The Indian bourses have been in the grip of volatility in recent times, with the index moving by 6 per cent to 8 per cent within a span of few days a common feature.
Also, the 100-150 points intra-day movements on the Sensex (BSE-30) is certainly not healthy for a majority of investors, which mainly include the trader community that tend to restrict their investment view to a day or two.
However, we re-iterate that this kind of short-term outlook is neither the appropriate investment style nor do we advocate this style of investment practice. Timing the markets is extremely difficult. But for long-term investors, the journey would continue to remain strong.
Such temporary volatility presents long-term investors with an opportune time to build a fundamentally sound portfolio at attractive point-of-entry levels.
As far as the current volatility on the bourses is concerned there are a host of factors responsible for the same, but most of which are temporary in nature.
One factor seems to be the lack of investor conviction at higher levels. This is evident from the selling pressure witnessed at every rise, as 'domestic' investors seem to have decided to sit back and re-work their investment options, especially considering the fact that the domestic benchmark index has already doubled from its lows in April 2003.
The lack of conviction at higher levels is also due to the impending general elections, which tends to cast a shadow over the current policies and initiatives already in place, just in case there is a change of government.
Further, 2004 is also witnessing an outsourcing backlash in the IT sector, which has cast a temporary shadow of gloom over the growth of the sector, especially if this phenomenon gathers further pace.
Also, in January this year, the uncertainties with respect to participatory notes had also unnerved investors, which led to some serious unwinding of positions, both in the derivatives and cash markets.
However, while there have been ample reasons for stock markets to continue to languish within a trading range, some positive developments in 2004 are an indication of the fact that the Indian growth story could continue for some more time to come.
The first and foremost the economy is slated to achieve an 8 per cent growth on an annualised basis, on the back of strong improvement in the agricultural economy.

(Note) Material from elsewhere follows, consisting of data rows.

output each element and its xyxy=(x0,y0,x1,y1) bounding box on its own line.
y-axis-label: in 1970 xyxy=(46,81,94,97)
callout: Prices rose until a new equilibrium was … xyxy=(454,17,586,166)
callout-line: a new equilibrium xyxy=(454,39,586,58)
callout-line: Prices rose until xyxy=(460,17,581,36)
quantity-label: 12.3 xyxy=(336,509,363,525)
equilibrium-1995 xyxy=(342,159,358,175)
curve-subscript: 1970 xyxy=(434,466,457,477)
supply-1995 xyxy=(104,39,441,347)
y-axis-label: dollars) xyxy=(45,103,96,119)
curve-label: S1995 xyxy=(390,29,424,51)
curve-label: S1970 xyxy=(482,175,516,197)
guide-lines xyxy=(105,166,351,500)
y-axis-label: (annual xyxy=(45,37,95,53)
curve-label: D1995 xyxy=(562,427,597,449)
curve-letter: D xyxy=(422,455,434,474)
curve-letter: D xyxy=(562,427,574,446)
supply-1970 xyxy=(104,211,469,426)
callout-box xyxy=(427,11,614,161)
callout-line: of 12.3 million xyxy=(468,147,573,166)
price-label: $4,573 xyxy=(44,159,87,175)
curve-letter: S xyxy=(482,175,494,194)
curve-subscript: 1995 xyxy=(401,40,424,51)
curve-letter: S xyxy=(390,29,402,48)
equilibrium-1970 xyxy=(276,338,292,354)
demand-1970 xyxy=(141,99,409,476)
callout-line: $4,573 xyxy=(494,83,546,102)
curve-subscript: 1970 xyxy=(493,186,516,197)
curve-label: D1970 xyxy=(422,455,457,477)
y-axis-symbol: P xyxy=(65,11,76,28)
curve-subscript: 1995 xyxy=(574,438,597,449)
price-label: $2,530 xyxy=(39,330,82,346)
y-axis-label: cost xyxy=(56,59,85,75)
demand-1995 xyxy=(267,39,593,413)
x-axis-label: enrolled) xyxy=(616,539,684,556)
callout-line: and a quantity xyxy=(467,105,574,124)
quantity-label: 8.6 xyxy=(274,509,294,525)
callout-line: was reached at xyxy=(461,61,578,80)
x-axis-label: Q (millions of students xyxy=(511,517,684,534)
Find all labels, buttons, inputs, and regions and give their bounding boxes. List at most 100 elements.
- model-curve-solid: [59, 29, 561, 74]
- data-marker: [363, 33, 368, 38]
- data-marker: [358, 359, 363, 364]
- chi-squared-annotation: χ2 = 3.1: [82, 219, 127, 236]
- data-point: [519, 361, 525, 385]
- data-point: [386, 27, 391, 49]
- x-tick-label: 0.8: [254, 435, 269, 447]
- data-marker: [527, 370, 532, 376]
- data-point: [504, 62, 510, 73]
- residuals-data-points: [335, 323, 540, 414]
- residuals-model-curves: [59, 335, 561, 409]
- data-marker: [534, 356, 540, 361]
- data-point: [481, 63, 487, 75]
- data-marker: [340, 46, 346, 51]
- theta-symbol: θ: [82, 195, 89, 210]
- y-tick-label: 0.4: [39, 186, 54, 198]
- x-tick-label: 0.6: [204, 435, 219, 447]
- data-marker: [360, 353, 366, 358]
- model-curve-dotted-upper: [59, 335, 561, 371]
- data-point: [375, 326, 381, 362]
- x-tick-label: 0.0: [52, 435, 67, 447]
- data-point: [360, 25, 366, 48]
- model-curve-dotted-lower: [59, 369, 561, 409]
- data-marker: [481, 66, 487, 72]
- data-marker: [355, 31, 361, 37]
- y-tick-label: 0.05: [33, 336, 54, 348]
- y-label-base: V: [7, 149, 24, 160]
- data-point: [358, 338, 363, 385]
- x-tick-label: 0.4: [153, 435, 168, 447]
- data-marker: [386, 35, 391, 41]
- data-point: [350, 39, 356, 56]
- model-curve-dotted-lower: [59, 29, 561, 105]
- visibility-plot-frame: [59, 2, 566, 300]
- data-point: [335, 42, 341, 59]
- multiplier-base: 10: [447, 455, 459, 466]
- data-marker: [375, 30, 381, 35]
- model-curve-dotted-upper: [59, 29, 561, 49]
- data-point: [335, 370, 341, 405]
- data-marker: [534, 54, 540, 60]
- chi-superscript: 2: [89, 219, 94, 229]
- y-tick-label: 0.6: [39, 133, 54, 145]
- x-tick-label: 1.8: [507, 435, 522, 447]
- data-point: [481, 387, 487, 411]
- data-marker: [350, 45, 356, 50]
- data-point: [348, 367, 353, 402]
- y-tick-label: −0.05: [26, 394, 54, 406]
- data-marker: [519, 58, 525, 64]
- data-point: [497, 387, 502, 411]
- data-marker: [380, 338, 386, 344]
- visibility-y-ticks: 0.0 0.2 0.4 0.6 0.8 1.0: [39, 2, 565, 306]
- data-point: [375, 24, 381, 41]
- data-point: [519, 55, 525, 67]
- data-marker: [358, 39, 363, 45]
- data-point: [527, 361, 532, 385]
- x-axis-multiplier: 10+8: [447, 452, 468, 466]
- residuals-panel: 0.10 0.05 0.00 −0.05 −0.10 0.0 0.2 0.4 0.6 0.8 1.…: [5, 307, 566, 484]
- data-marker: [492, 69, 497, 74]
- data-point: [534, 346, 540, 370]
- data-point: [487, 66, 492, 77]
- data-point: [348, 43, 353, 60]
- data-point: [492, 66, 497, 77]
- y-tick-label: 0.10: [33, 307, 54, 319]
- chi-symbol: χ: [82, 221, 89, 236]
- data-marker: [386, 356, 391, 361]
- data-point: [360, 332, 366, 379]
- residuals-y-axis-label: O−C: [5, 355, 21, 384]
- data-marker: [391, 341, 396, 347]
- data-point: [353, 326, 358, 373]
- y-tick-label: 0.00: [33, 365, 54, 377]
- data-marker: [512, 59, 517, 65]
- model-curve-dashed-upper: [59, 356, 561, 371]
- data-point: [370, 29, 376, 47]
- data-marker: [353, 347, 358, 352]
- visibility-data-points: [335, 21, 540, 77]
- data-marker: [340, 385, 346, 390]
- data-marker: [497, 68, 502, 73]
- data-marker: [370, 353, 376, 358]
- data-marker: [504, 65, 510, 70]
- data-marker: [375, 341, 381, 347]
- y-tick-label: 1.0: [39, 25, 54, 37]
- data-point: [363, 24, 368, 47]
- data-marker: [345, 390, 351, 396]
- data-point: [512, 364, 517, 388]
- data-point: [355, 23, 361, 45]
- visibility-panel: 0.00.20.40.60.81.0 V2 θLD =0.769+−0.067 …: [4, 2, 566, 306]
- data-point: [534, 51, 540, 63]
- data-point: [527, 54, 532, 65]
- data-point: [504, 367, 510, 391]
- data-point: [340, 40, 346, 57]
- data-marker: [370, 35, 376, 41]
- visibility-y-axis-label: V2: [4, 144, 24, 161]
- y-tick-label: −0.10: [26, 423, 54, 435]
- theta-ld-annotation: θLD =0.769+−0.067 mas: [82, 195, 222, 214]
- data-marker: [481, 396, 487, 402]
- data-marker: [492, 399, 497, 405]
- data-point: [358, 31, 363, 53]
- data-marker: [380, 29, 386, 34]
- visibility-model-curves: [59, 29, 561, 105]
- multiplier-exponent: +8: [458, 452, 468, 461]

Also the effects of this strong growth will be seen in FY04 also as higher income (thus higher demand) reaches the rural population on account of improved monsoons last year.
Further, the upgrade of India's long-term foreign currency rating to 'investment grade' from 'sub-investment or speculative grade' by the global rating agency, Moody's Investors Services would also aid India's efforts at improving profitability, as it would aid India Inc to get finer rates on foreign loans, which would help them to keep a check on interest outgo owing to the huge capex plans lined up for the coming years.
The ratings upgrade is also a further vindication of the growing confidence of international agencies in the current state of the Indian economy.
Further, it must be noted that after pouring in almost $6.2 billion in 2003, FIIs have continued with this trend in the current year also with their net investments already near $1.3 billion in Indian equities.
This could be due to the fact that the Indian markets continue to trade relatively cheaper on the price/earnings basis when compared to other developed and some emerging markets.
On the trailing twelve months basis, the Indian benchmark indices are trading in the vicinity of 15.5x, which is likely to improve further going forward with Indian companies on a strong growth path. It must be noted that the average has been in the region of about 17x-18x.
Although there still exists some upside for Indian stock markets, one has to come to terms with the fact that the surge in indices from hereon will not be as strong as was witnessed in 2003 and thus expectations need to be toned down. In fact, from now onwards patience is the name of the game.